I wish police would charge such poor standard drivers as often as they charge speeders for their bad driving.
Not sure that’s true, if you look up RCW 46.61.120 here that seems to be instructions about overtaking in single lane roads. So it is unclear if the line just means “as long as you also obey rule RCW 46.61.120 on single carrageway roads” or that the rule “only apples to single carrageway roads”
Someone who speks leaglese would have to interpret that for us to be certain.
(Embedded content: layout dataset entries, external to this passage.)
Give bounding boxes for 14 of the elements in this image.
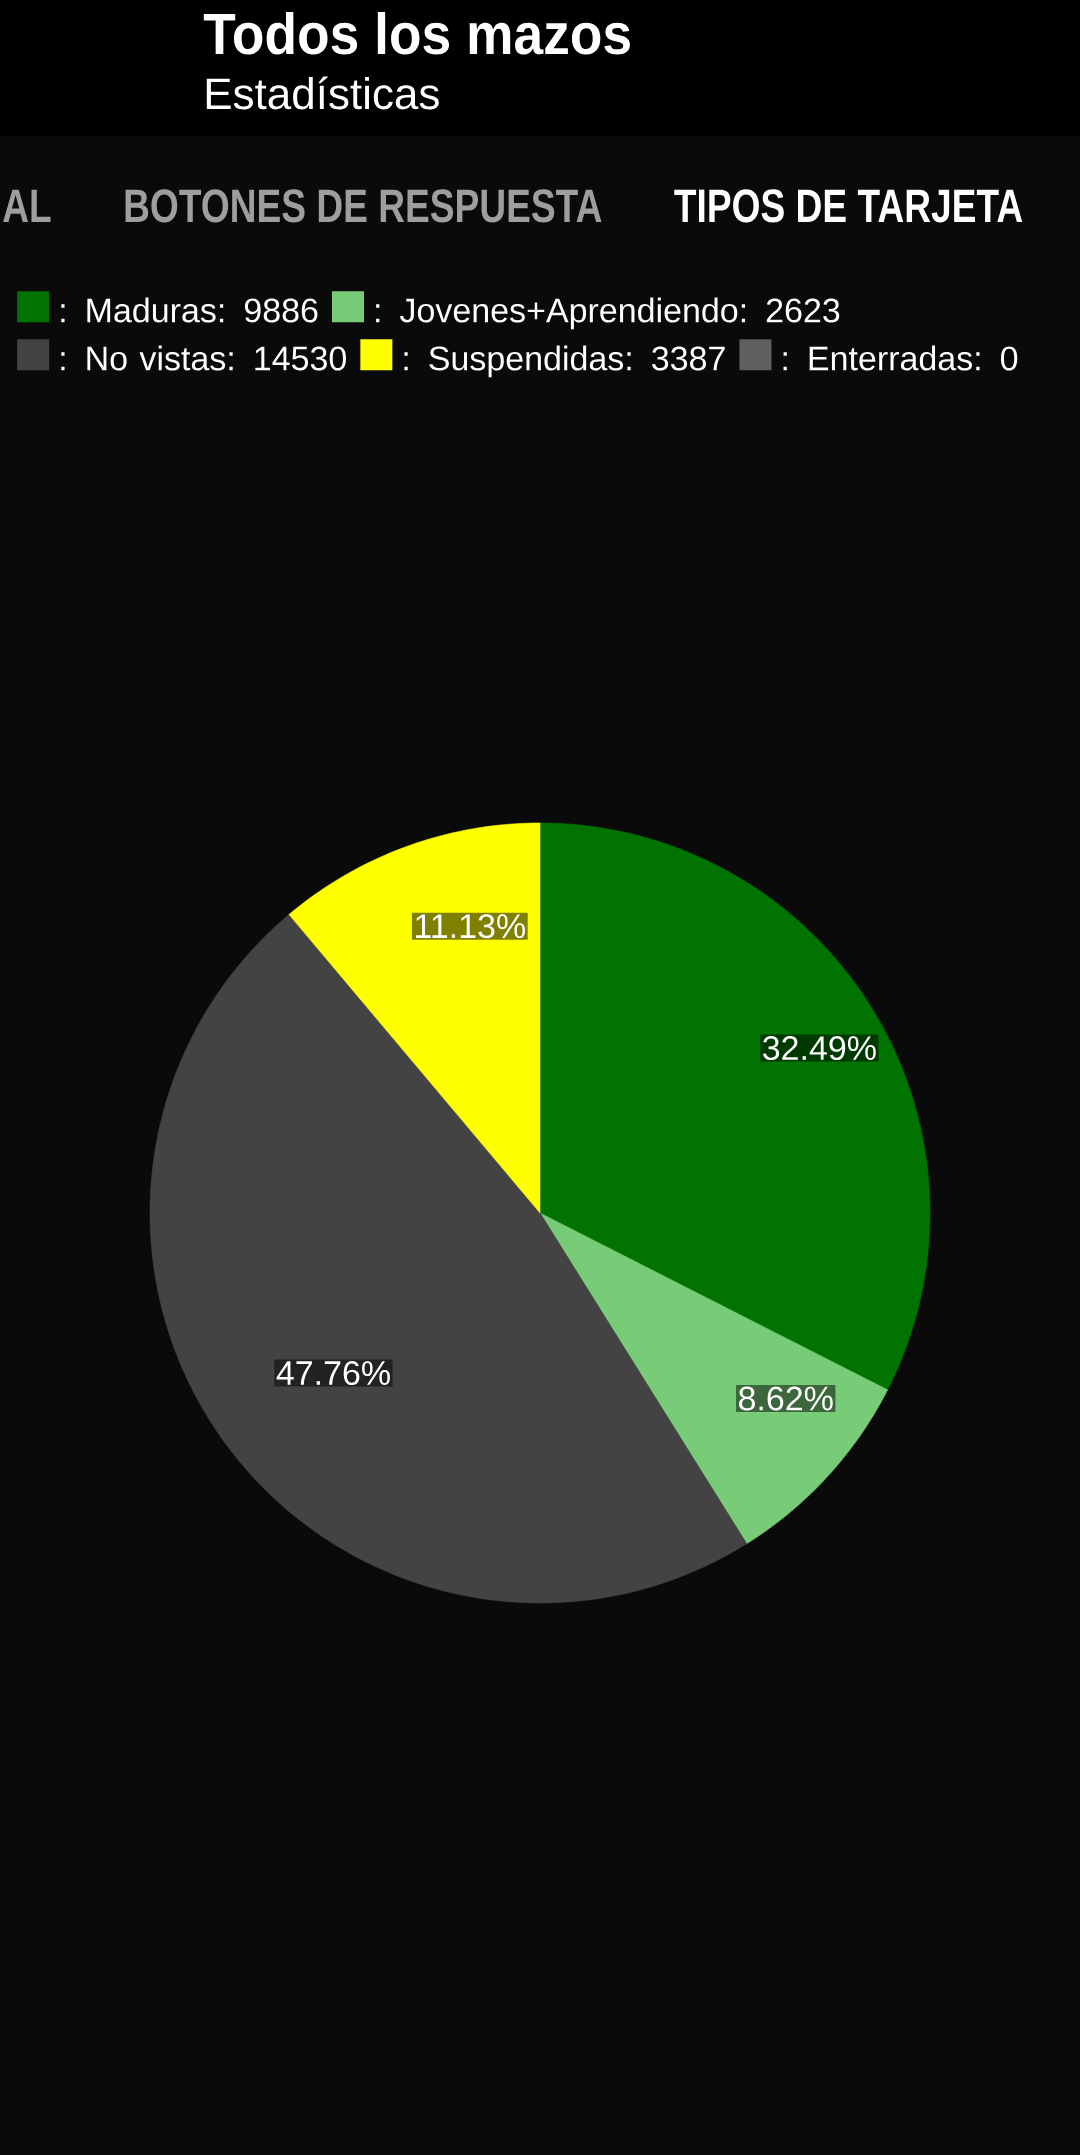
- legend-label: : Jovenes+Aprendiendo: 2623: [376, 297, 840, 330]
- text: BOTONES DE RESPUESTA: [125, 189, 602, 223]
- data-label: 47.76%: [276, 1361, 390, 1386]
- legend-label: : No vistas: 14530: [61, 345, 346, 371]
- legend-label: : Suspendidas: 3387: [404, 345, 725, 378]
- legend-label: : Enterradas: 0: [783, 345, 1018, 371]
- chart-subtitle: Estadísticas: [206, 76, 439, 110]
- data-label: 32.49%: [763, 1036, 876, 1061]
- data-label: 8.62%: [739, 1386, 833, 1411]
- text: TIPOS DE TARJETA: [674, 189, 1023, 223]
- chart-title: Todos los mazos: [203, 11, 630, 55]
- data-label: 11.13%: [415, 914, 525, 939]
- legend-label: : Maduras: 9886: [61, 297, 318, 323]
- text: AL: [3, 189, 51, 222]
If it weren’t for the NJ location, I’d have figured you got stuck behind my grandmother. My sweet old grandmother who would never dream of intentionally ticking anyone off yet insists on never driving in the right hand lane, despite the fact that (well, as an aging grandmother is prone to do) she usually drives under the posted limit. :rolleyes:
Her reason: she doesn’t like dealing with merging traffic. I don’t know what kind of hell merging traffic was when she learned to drive, but she is adamant about not dealing with it. Yes, I have tried explaining to her that any danger from merging traffic is probably less than the danger of driving slowly in the left lane. I’ve tried explaining to her that the chances of merging traffic on a long stretch of highway is minimal since there are few on ramps and she can easily see them coming and move over if that is her choice. It goes no where. She’s driven like that for decades. She’s not changing.
Oh My GOD! Thats GREAT! Going about I-285, The Georgia Autobahn at 55… The look of all those cars going over the hill between Memorial Dr. And Church St/Ponce de Leon. That was freaking hillarious!